I strongly suspect that if we had a major label handling the distribution, we may have had a hit. Sounds like sour grapes, but not really. We ended up with an independent label called, "Passport" and the record never took off. "It's A Jungle" is a fine album that I am proud of.

   During 1981 - 1985, it became evident that Chuck was still "a mess" and just couldn't shake his drug problems, at least not yet. Jimmy was also in "deeper sh_t" than I realized. I was unaware of it because I wasn't in the loop concerning the heroin problems. Jimmy would soon hit the wall, then once and for always, put it behind him. Something very few are successful at doing. He did it, thank God, and never looked back. It would be a few more years before Chuck "hit his wall," and found the strength to put it all behind him. Both of them are very, very lucky to have made it. I say lucky, but in reality it took major strength and willpower to win that battle. In the business they call it, "The Big One." It's usually a dead-end street, no pun intended. I'm so thankful that both of them are healthy and alive today.

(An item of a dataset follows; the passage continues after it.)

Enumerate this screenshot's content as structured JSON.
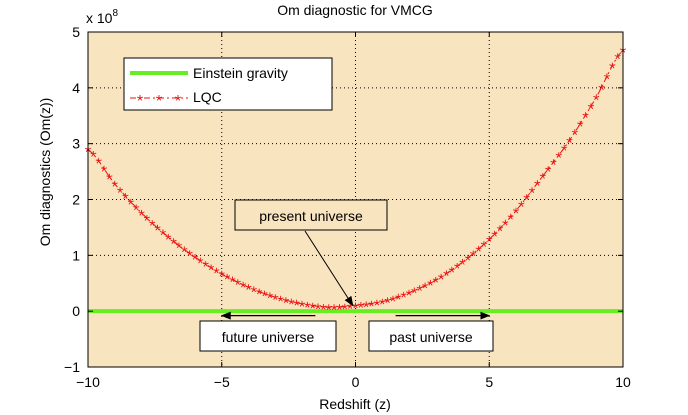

   In 1982, I was a single parent who was enjoying a 2 weeks on / 2 weeks off, joint custody arrangement with my son. Due to this situation, it became necessary for me to have a talk with Cory about having to leave the band because I needed and wanted to raise my son. To my surprise, he suggested that I consider touring with the band for just two weeks at a time. I was so appreciative and happy that this arrangement was offered to me. Being a parent himself, he understood and even said he admired me for the decision. Although I was getting some help from my future ex-wife when there was a major overlap in touring/custody periods, it was a decision that I made out of love for my son. I have no regrets.

  Richard Grossman had a roommate that was a killer guitar player, named Paul Kingery. He auditioned for, and got the gig, "subbing" for me, when I was home being a full-time parent. One day, Paul came by my place so we could go over my guitar parts. This is the one and only time I have ever sat down and shown another player exactly how to play my parts. Wisely, Paul had a cassette player going that day. Over the years, Paul has thrown it up to me saying, "Ah, ah, ah! Careful now, I've still got that tape." An ongoing threat/joke between us. Here's a picture of Paul doubling for me on the road during that period.

I say "doubling for me," but that's my term, not his. A friendly term of irritation I bestow upon his talented self . Not only is he a killer guitar player with chops of doom, but a great singer and father of two terrific sons, as well.